PERAN GEODESI DALAM MEWUJUDKAN KONSOLIDASI LAHAN BERKEADILAN


Setiap menitnya tujuh bayi lahir di bumi Indonesia. Terus bertambahnya jumlah penduduk  berimplikasi pada kebutuhan akan lahan, dan keterbatasan ketersediaan lahan akan memunculkan masalah pada titik tertentu nantinya. Saat ini misalnya, kepadatan penduduk di Kota Bandung adalah 13,679 kepala/ km2. Jika dipaksakan, akan muncul pemukiman-pemukiman penduduk yang padat dan dibangun secara tidak teratur dan tanpa pengawasan sehingga akan berpengaruh pada kualitas pemukiman yang rendah akibat kurangnya sarana dan prasarana lingkungan yang memadai.

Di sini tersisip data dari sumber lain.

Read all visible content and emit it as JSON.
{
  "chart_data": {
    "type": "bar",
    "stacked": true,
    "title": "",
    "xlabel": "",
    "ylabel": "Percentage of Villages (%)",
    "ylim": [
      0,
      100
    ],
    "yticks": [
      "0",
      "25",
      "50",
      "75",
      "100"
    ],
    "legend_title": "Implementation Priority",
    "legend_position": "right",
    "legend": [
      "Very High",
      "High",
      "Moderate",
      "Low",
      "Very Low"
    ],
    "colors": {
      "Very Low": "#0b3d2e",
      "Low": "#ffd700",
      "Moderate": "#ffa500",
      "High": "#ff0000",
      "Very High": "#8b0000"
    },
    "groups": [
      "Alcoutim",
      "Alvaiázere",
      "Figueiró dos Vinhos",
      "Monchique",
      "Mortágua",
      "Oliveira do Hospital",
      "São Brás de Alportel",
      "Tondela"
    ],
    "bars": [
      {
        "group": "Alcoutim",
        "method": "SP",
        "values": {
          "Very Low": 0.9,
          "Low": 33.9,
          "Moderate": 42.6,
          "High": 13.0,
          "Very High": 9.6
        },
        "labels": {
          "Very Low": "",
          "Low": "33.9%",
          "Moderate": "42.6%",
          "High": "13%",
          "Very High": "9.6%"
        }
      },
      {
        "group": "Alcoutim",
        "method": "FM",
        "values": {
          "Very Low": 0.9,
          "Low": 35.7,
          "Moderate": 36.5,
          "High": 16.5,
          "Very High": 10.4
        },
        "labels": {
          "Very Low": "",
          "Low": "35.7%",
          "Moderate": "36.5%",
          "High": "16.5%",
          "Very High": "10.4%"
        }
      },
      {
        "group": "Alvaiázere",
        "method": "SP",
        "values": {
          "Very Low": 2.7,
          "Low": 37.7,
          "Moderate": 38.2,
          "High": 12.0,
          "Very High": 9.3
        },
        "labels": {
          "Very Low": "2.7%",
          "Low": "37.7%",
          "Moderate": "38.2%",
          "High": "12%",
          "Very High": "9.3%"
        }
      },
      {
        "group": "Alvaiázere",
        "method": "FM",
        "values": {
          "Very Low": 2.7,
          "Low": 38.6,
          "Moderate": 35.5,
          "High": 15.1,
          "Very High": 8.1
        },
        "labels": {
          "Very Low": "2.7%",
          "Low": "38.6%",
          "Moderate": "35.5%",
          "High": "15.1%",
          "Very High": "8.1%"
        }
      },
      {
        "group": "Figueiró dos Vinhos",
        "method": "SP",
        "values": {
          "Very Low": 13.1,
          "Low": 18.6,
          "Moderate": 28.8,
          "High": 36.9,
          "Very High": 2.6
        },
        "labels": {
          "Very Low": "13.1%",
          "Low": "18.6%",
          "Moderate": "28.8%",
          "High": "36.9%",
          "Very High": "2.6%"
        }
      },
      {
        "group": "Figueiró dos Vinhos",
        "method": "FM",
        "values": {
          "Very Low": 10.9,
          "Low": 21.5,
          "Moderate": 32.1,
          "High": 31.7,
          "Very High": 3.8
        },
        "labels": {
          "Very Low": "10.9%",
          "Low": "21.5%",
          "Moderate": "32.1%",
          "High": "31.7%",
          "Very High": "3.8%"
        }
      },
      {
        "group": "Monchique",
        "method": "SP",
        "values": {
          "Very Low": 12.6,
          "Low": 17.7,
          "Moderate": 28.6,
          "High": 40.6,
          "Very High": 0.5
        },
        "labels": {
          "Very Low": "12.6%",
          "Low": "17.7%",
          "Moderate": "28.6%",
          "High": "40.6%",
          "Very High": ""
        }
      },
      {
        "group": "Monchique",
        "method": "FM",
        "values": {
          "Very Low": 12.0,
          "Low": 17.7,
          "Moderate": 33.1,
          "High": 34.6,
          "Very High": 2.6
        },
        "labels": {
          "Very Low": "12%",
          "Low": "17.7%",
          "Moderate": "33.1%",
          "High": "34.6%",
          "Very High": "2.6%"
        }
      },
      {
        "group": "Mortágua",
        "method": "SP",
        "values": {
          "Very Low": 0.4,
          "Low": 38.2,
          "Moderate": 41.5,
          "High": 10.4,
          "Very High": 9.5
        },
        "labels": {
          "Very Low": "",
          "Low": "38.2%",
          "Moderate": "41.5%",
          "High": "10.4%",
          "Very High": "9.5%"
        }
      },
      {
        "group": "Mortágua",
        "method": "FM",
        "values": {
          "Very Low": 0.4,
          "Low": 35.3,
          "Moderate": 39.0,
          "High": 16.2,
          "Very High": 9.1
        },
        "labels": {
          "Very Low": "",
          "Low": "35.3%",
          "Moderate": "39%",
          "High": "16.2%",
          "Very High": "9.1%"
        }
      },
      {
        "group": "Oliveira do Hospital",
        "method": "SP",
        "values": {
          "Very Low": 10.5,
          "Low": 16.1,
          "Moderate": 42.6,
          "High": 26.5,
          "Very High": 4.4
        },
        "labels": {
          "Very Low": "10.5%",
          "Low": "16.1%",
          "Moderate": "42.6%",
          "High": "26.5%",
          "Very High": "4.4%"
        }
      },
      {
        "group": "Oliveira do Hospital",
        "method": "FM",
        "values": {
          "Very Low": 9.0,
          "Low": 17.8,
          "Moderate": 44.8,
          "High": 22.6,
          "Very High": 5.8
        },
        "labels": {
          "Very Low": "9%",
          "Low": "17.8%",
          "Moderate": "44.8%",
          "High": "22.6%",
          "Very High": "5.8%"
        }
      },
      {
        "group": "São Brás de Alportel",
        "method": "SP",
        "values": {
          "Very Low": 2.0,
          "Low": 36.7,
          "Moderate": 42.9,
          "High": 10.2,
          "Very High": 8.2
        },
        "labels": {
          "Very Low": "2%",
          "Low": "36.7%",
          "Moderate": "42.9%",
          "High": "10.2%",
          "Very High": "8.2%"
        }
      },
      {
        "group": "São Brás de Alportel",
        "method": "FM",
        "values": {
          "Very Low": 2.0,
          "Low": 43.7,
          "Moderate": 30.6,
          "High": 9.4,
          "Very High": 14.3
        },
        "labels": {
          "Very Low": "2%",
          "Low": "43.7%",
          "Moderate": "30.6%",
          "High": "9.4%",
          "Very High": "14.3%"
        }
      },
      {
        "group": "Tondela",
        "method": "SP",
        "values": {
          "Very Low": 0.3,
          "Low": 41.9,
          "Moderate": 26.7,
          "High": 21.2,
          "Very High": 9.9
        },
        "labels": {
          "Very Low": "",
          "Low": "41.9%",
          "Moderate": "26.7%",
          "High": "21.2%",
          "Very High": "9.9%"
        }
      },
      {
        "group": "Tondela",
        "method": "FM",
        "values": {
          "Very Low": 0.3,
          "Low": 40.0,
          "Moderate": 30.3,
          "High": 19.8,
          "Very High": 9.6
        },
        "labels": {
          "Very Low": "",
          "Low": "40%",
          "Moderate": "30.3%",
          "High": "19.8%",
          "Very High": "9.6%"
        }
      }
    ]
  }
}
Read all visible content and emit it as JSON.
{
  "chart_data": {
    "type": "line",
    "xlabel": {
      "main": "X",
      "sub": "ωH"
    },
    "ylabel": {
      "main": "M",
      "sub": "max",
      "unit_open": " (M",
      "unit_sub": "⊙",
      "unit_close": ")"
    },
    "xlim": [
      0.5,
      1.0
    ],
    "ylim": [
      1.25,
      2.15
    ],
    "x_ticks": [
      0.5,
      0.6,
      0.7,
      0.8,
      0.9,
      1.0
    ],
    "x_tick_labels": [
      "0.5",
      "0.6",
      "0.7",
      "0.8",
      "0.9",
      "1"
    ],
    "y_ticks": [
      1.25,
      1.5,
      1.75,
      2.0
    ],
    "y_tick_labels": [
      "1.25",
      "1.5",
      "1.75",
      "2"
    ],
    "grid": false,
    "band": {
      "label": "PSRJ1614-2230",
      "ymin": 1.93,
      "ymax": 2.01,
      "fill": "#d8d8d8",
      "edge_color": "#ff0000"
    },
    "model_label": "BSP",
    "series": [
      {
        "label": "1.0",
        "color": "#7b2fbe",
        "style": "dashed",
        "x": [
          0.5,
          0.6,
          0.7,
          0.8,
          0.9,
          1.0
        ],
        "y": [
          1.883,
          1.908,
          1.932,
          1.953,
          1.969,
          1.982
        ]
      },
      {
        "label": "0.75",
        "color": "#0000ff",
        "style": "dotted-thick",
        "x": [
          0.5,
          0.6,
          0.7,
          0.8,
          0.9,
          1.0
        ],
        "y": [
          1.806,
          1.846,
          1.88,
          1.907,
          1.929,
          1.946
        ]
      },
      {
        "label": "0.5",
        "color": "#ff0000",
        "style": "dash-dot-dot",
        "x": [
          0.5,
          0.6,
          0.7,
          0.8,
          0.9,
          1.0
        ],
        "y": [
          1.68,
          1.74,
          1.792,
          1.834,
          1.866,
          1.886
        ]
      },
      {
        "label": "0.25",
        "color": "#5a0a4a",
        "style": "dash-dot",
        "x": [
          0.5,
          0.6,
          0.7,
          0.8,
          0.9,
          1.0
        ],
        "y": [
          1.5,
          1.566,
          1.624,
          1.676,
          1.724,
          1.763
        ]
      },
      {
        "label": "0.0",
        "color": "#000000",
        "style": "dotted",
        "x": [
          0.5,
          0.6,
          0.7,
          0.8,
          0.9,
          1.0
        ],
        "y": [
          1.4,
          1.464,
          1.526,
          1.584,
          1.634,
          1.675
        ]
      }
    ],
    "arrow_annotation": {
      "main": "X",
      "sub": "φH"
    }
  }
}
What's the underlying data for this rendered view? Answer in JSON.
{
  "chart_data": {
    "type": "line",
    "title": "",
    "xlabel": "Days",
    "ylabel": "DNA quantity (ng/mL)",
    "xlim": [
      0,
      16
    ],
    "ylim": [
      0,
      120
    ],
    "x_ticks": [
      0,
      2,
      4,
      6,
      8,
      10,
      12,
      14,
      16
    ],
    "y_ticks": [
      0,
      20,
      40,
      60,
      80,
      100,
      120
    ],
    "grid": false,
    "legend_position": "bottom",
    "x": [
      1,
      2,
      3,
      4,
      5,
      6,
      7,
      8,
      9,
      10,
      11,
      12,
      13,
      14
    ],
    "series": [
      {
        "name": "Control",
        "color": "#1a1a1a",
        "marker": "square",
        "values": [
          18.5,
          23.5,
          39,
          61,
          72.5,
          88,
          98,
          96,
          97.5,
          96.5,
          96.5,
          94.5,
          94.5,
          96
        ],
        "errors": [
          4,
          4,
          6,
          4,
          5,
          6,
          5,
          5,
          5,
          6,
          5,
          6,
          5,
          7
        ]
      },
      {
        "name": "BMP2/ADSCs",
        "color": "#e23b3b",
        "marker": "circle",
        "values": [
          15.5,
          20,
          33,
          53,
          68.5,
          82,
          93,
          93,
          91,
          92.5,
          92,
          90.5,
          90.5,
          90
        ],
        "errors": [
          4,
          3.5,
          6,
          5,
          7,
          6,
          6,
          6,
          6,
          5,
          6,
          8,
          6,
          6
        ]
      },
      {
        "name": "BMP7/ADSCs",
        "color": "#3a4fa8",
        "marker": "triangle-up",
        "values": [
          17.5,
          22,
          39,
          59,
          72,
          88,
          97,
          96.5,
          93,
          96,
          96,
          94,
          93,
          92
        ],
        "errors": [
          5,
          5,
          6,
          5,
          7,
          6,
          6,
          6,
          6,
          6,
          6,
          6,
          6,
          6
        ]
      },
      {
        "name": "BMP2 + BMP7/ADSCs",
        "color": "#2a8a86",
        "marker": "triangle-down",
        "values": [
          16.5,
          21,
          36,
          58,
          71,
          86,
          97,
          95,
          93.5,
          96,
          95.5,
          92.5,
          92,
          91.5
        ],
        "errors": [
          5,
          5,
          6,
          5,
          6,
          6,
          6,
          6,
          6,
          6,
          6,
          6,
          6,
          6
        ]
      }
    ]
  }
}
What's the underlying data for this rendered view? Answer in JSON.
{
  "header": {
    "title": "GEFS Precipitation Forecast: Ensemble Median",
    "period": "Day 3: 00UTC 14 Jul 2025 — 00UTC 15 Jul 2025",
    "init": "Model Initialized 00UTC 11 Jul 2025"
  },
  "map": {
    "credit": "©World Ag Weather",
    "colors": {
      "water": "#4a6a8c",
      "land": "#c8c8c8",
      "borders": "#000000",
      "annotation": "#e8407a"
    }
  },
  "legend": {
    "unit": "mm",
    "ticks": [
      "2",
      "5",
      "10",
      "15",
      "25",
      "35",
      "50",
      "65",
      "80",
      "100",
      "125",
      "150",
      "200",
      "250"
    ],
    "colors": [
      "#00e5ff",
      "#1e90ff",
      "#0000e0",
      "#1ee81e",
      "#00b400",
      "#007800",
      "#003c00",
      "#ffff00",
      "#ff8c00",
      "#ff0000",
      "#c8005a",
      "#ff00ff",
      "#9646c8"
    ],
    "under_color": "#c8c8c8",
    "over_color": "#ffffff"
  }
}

Bukan hanya persoalan kepadatan penduduk, di beberapa wilayah perencanaan wilayahnya memang seringkali tidak jelas. Beberapa memiliki penataan ruang dan pengembangan wilayah yang diaplikasikan secara inkosisten dan kontraproduktif terhadap RTRW(Rencana Tata Ruang Wilayah) sendiri, beberapa lagi bahkan tidak/belu memiliki RTRW. Kondisi-kondisi demikian sangat memprihatinkan, artinya pembangunan wilayah ini berjalan tanpa arah dan panduan sama sekali.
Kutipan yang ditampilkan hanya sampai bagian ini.